The Leadership Legacy: Faith, Integrity, and Accountability in a World That Needs All Three

Ten years ago, I released Principles of Leadership: Secular and Theological Significances That Define Success and Growth.

At the time, I viewed leadership through many lenses—business, government, military service, education, ministry, and personal development. Over the last decade, I have continued to study leadership, observe leaders, work alongside leaders, and occasionally watch leadership fail in spectacular fashion.

What I have discovered is that leadership is far less complicated than many experts make it sound. Leadership is not charisma. Leadership is not authority. Leadership is not popularity. Leadership is not position. Leadership is influence, and influence is ultimately built upon trust.

The question is simple: Why should anyone trust you enough to follow you?

The answer often comes down to three qualities that seem increasingly rare in today’s world: faith, integrity, and accountability.

Faith: The Foundation

Every leader follows something. Some follow money. Some follow power. Some follow public approval. Some follow personal ambition. The best leaders follow principles larger than themselves. For me, that foundation has always been faith.

Faith provides an anchor when circumstances change. It reminds us that leadership is not about serving ourselves but serving others. It creates a standard that exists beyond convenience and beyond public opinion.
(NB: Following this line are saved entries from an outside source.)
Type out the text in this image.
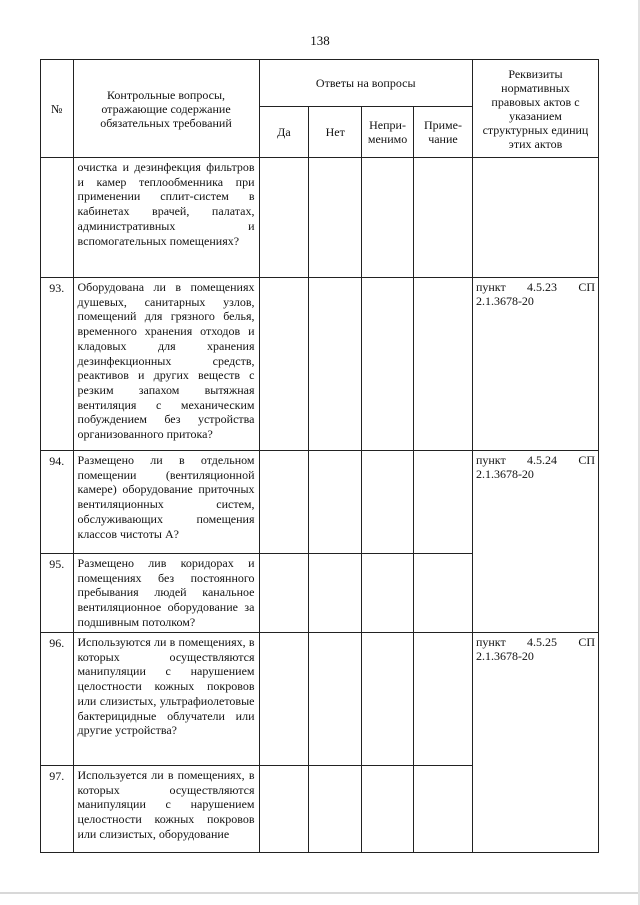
138
№	Контрольные вопросы, отражающие содержание обязательных требований	Ответы на вопросы				Реквизиты нормативных правовых актов с указанием структурных единиц этих актов
		Да	Нет	Непри-менимо	Приме-чание	
	очистка и дезинфекция фильтров и камер теплообменника при применении сплит-систем в кабинетах врачей, палатах, административных и вспомогательных помещениях?					
93.	Оборудована ли в помещениях душевых, санитарных узлов, помещений для грязного белья, временного хранения отходов и кладовых для хранения дезинфекционных средств, реактивов и других веществ с резким запахом вытяжная вентиляция с механическим побуждением без устройства организованного притока?					пункт 4.5.23 СП 2.1.3678-20
94.	Размещено ли в отдельном помещении (вентиляционной камере) оборудование приточных вентиляционных систем, обслуживающих помещения классов чистоты А?					пункт 4.5.24 СП 2.1.3678-20
95.	Размещено лив коридорах и помещениях без постоянного пребывания людей канальное вентиляционное оборудование за подшивным потолком?					
96.	Используются ли в помещениях, в которых осуществляются манипуляции с нарушением целостности кожных покровов или слизистых, ультрафиолетовые бактерицидные облучатели или другие устройства?					пункт 4.5.25 СП 2.1.3678-20
97.	Используется ли в помещениях, в которых осуществляются манипуляции с нарушением целостности кожных покровов или слизистых, оборудование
Without faith, or at least a deeply rooted set of guiding principles, leaders become vulnerable to every cultural wind that blows through society. A leader without a foundation eventually becomes a follower of whatever is popular. A leader with a foundation can remain steady even when standing alone.

Integrity: Who Are You When Nobody Is Watching?

Integrity may be the most valuable leadership currency in existence. It takes years to build. It can be destroyed in moments. Integrity is not perfection. Every leader makes mistakes. Every leader falls short.

Integrity is the willingness to tell the truth, keep your word, admit your failures, and remain consistent regardless of who is watching. Many people spend tremendous energy trying to build a reputation. Great leaders focus on building character.

The difference is significant. Reputation is what people think you are. Character is what you actually are. Sooner or later, one catches up with the other.

Accountability: The Forgotten Virtue

Perhaps the most neglected leadership principle today is accountability. We live in a culture that often celebrates rights while avoiding responsibilities. Yet accountability is what separates growth from stagnation. Accountability means accepting ownership.

It means resisting the urge to blame circumstances, systems, organizations, coworkers, family members, politicians, or anyone else when things go wrong. The most effective leaders ask a simple question: “What part of this is my responsibility?”

That question changes everything. Accountability transforms victims into problem-solvers. It transforms excuses into action. It transforms setbacks into opportunities for growth. Without accountability, leadership becomes performance. With accountability, leadership becomes transformation.

Leadership Begins at Home

One of the greatest misconceptions about leadership is that it only applies to people with large audiences, corner offices, or executive titles. The truth is that leadership begins in the smallest places. It begins in our homes. It begins in our friendships. It begins in our churches. It begins in our workplaces. It begins with the example we set every day.

Parents lead children. Children influence siblings. Friends influence friends. Coworkers influence coworkers. Every person is leading someone, whether they realize it or not. The question is not whether we are leaders.

The question is what kind of leaders we are becoming.

Ten Years Later

Ten years after publishing Principles of Leadership, many things have changed in the world. Technology has changed. Politics have changed. Culture has changed. The way we communicate has changed. But the principles that create trustworthy leaders have not.

Faith still matters. Integrity still matters. Accountability still matters. In fact, they may matter more now than ever. Because when these qualities disappear, trust disappears with them. And when trust disappears, leadership becomes impossible.

My hope today is the same as it was ten years ago, not merely to help people become better leaders in business, but better leaders in life. Because the greatest legacy we leave behind will never be the titles we held, the money we earned, or the positions we occupied.

It will be the people whose lives were better because we were part of them. And that legacy is built one decision at a time through faith, integrity, and accountability.


Ten years ago, I published Principles of Leadership. Looking back, I’ve realized something important: the greatest leadership failures I’ve witnessed were rarely failures of skill. They were failures of faith, integrity, and accountability. The same is true of the greatest leaders I’ve ever known. Their influence wasn’t built on titles it was built on character.

Happy 10th Anniversary to Principles of Leadership.

A decade later, the principles remain the same. The challenge is whether we are willing to live them.